No documento encaminhado ao Executivo e Legislativo, a ACIAP ressalta que “a preocupação é que este tipo de evento causa um grande desiquilíbrio econômico para o nosso município, permitindo a evasão de dinheiro através de eventos promovidos por empresas de outros municípios, que não cumprem regularmente a legislação em vigor, de tal forma que é cumprida pelos empresários locais que aqui geram emprego, renda e receita ao município. A exemplo de vários outros municípios no qual foi viabilizada a realização de eventos similares através da lei municipal, contamos que no nosso município possamos também ter um ambiente protegido”.

Além de evasão de recursos, algumas feiras promovem uma concorrência desleal e criminosa, pois sonegam impostos (em Paranavaí foi apreendida mercadorias por falta de notas fiscais e com suspeita de falsificação) e crime contra a economia popular, vez que é visível a baixa qualidade dos produtos, algumas ostentando etiquetas de marcas famosas, numa falsificação grosseira, mas que ilude pessoas de boa fé.

NOTIFICAÇÃO – Sobre o Feirão do Brás que começou nesta sexta-feira (08) em Paranavaí, a ACIAP informa que notificou todos os órgãos fiscalizadores oficiais do município, estado e federação para que “as ações mitigadoras sejam efetuadas”. A preocupação desta vez, com a evasão de recursos é ainda maior. Isto porque ela está acontecendo neste momento, que é período de pagamento integral ou parcial do 13º salário e ainda está em curso o processo de saque do FGTS. “A evasão vai ser ainda maior. Se em março o dano já era grande, imagine agora?” diz o gerente da Associação, Carlos Henrique (Kaká) Scarabelli. “Se estes recursos ficassem aqui ajudaria o município neste momento em que o país atravessa uma de suas piores recessões econômicas”, acrescenta.

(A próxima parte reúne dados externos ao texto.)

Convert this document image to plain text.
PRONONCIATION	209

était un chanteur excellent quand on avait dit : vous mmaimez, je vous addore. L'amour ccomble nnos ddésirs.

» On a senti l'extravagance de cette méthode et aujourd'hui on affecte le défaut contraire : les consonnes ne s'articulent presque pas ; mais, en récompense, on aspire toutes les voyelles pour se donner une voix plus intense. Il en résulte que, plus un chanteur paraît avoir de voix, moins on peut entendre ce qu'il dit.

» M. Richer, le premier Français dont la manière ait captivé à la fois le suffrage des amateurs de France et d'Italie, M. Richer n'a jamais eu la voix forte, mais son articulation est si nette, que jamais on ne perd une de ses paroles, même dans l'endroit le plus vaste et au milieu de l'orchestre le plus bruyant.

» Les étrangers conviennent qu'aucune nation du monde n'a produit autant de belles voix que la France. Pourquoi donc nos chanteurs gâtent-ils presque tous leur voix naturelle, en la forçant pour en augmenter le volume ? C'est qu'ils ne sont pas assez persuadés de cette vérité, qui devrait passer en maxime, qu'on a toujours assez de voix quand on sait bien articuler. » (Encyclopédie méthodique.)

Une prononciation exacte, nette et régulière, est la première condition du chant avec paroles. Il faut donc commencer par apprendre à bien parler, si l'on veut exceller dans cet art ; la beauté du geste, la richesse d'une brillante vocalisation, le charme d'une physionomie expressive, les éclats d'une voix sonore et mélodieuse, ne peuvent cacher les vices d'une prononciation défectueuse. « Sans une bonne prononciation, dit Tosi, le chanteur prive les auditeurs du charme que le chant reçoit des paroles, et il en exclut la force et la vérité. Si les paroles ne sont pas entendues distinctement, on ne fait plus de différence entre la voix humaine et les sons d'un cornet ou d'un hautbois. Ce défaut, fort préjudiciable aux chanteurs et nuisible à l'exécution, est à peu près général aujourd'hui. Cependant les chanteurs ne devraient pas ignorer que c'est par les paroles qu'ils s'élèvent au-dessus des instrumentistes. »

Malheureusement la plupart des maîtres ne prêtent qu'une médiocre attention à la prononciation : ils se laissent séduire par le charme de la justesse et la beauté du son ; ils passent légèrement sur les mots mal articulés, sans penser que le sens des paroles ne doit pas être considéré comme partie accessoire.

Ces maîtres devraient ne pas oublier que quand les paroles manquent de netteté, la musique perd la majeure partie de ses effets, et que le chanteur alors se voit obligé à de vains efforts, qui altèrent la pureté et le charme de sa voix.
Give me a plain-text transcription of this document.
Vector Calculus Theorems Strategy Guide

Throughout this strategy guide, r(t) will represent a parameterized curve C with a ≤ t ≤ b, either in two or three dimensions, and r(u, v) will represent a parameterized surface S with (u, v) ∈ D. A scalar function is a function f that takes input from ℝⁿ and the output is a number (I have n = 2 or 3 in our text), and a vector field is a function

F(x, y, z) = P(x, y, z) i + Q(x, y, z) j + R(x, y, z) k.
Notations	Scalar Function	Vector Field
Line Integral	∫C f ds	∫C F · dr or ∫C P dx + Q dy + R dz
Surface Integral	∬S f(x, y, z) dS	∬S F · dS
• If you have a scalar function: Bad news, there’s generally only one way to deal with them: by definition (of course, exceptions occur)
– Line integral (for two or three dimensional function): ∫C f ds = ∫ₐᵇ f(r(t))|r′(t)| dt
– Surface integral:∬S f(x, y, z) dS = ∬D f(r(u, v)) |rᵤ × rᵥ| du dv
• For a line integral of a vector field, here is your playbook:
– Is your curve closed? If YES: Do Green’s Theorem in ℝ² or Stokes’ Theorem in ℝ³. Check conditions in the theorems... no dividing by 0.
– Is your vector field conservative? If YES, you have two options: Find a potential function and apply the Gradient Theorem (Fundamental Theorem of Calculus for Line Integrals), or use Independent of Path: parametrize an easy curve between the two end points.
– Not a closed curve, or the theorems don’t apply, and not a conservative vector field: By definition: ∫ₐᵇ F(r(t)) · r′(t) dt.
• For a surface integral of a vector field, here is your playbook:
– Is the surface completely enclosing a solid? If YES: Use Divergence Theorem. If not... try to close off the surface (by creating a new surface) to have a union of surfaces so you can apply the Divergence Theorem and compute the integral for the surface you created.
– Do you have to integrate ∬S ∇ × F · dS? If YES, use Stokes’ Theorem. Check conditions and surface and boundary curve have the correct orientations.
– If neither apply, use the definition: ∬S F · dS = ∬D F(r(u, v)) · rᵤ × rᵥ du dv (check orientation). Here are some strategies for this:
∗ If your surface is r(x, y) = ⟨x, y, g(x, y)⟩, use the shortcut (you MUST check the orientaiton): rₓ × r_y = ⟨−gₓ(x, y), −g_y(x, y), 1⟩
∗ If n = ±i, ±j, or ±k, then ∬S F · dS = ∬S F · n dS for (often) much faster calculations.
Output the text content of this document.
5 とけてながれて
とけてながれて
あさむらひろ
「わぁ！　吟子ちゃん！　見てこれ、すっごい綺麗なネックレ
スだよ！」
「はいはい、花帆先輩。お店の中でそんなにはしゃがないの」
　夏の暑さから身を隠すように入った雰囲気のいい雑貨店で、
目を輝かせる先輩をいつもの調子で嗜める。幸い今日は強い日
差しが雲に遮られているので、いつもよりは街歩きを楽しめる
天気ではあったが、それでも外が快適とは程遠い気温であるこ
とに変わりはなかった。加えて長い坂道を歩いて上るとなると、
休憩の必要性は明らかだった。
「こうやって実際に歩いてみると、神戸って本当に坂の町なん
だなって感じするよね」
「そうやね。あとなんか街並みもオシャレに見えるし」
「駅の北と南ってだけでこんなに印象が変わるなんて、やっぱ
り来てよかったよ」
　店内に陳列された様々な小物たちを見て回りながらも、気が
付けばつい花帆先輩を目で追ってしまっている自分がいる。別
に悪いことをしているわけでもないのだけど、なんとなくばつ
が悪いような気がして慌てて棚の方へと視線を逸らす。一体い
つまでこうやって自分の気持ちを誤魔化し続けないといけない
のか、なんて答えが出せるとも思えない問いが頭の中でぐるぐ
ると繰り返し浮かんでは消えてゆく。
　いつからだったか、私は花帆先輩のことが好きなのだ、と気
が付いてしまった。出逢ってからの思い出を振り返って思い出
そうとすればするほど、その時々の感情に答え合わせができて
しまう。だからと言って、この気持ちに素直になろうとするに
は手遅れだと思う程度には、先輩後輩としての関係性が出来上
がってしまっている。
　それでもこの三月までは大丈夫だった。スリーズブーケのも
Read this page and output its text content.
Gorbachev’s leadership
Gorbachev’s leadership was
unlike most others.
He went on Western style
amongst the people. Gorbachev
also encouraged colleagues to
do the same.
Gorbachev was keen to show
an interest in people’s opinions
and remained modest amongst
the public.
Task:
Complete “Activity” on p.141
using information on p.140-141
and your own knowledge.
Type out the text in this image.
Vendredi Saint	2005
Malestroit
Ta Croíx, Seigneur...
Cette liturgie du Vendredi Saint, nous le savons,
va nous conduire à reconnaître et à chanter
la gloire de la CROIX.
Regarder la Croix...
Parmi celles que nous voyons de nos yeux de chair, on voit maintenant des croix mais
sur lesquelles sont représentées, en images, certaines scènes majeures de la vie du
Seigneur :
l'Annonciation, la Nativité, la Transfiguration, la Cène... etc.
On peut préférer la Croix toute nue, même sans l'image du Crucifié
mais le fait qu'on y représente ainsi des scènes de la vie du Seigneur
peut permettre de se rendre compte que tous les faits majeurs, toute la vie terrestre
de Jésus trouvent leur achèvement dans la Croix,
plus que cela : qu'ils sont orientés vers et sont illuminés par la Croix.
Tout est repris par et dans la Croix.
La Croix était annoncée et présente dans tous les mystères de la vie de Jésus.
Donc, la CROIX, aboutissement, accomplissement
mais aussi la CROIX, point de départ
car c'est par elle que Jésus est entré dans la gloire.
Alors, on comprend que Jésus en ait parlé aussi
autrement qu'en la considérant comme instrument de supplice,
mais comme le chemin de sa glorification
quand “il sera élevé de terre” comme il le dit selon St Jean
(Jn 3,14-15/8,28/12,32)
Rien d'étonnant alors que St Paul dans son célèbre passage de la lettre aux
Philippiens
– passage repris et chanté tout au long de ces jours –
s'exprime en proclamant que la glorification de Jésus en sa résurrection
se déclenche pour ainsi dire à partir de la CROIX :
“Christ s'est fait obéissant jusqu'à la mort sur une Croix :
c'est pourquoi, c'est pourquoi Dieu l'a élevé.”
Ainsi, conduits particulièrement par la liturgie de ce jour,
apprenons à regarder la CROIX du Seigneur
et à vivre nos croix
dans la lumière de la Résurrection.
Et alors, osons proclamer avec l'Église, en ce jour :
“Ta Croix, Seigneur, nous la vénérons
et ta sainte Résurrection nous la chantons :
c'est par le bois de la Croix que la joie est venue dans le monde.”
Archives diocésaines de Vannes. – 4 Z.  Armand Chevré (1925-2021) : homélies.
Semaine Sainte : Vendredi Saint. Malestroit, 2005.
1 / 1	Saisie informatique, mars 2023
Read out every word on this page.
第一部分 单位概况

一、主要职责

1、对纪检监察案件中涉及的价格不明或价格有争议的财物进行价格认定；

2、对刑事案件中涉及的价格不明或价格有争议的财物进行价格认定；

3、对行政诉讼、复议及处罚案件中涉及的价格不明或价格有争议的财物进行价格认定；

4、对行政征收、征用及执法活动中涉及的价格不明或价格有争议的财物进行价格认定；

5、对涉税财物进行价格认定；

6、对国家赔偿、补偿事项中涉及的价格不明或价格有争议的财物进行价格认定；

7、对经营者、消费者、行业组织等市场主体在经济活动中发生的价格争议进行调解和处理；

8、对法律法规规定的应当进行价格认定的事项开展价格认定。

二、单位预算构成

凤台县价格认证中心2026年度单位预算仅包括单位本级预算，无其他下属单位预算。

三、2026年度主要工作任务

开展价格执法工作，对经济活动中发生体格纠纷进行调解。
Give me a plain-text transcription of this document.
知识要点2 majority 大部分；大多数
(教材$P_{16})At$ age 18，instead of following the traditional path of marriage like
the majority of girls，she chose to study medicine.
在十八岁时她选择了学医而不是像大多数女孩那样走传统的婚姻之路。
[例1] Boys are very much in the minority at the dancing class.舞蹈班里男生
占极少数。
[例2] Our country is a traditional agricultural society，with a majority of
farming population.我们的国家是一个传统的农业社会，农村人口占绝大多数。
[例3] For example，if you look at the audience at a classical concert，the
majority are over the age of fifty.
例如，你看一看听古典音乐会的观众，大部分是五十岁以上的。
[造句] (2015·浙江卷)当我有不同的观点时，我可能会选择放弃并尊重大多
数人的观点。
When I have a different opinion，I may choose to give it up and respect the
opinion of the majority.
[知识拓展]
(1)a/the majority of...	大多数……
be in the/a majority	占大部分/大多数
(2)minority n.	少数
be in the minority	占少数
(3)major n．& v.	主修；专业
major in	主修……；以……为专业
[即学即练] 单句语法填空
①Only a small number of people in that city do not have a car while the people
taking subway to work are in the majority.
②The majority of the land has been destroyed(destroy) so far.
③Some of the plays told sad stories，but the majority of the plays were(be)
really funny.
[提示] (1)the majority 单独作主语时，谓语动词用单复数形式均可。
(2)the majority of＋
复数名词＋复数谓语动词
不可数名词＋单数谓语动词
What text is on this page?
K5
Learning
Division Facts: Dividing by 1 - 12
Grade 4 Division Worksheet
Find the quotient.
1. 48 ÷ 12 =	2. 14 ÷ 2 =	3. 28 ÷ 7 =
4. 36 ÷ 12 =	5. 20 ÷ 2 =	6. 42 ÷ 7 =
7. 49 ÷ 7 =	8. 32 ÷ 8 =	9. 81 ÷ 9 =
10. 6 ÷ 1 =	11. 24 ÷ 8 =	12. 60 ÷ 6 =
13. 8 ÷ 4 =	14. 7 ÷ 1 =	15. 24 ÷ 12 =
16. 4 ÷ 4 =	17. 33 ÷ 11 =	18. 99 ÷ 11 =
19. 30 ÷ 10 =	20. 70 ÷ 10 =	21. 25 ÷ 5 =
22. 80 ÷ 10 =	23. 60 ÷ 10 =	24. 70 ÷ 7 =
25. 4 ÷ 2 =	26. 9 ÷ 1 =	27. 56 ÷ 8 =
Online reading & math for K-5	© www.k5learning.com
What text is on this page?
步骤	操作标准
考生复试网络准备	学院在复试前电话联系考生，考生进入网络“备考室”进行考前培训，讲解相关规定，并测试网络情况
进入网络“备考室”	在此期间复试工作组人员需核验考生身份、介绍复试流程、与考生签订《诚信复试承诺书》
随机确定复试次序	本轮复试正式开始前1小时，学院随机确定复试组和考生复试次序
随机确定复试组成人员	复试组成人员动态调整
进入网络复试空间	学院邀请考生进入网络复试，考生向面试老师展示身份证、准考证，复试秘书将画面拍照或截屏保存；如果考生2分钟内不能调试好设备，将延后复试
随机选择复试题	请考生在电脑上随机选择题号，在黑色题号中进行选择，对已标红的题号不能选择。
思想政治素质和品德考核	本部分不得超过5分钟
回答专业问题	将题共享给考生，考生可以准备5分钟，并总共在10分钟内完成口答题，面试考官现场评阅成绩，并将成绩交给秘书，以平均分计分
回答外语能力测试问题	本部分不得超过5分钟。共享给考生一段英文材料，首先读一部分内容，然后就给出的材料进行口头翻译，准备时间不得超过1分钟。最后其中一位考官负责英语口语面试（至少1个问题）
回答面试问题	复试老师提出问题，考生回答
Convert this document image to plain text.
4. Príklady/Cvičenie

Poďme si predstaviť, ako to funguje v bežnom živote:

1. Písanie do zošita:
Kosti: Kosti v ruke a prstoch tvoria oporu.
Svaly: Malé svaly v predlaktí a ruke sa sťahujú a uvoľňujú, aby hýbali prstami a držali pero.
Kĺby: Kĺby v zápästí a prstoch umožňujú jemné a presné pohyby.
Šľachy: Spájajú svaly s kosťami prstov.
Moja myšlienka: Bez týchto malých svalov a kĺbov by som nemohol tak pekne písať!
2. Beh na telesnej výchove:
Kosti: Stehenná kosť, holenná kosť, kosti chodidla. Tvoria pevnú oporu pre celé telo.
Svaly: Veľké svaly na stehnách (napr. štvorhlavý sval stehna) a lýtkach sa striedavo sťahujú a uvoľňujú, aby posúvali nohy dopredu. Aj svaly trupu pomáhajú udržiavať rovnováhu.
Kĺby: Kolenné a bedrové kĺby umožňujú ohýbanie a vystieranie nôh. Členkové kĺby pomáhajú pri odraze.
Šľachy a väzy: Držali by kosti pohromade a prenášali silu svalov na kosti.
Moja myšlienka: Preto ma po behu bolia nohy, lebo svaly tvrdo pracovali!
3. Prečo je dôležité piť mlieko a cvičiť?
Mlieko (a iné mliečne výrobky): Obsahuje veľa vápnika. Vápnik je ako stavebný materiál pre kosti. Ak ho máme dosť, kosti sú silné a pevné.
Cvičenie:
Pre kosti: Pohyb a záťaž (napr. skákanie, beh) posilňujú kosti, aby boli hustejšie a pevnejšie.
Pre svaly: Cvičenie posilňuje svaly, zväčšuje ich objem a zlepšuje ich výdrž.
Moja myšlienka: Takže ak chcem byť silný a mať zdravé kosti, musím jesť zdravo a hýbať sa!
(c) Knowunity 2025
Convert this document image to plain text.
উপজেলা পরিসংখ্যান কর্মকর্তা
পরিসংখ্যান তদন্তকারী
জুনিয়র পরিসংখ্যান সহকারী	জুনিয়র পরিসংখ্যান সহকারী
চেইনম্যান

Ele informou que há dois anos a entidade “vem cobrando insistentemente a Câmara Municipal e a Prefeitura do Município, uma lei que regulamentasse a realização de feiras itinerantes como forma protetiva de inibir a comercialização de produtos de procedência duvidosa e que não cumprem as diversas exigências burocráticas que os nossos associados realizam em seus estabelecimentos”

Acrescentou que o projeto que há dois anos está em tramitação na burocracia oficial do município “sugerido pela nossa entidade, teve efeitos positivos em outros municípios coibindo essa prática injusta e desleal de comercialização”.

Segundo Kaká a minuta do projeto de lei elaborada pela ACIAP foi encapada, no início de 2018, pelo vereador Lucas Barone, que aperfeiçoou o projeto e chegou a protocolar ele na Câmara. Informado pela assessoria jurídica da Casa que a iniciativas do projeto era de competência exclusiva do Executivo, ele fez uma indicação neste sentido. De lá para cá, muitas tratativas, mas o projeto não avançou concretamente.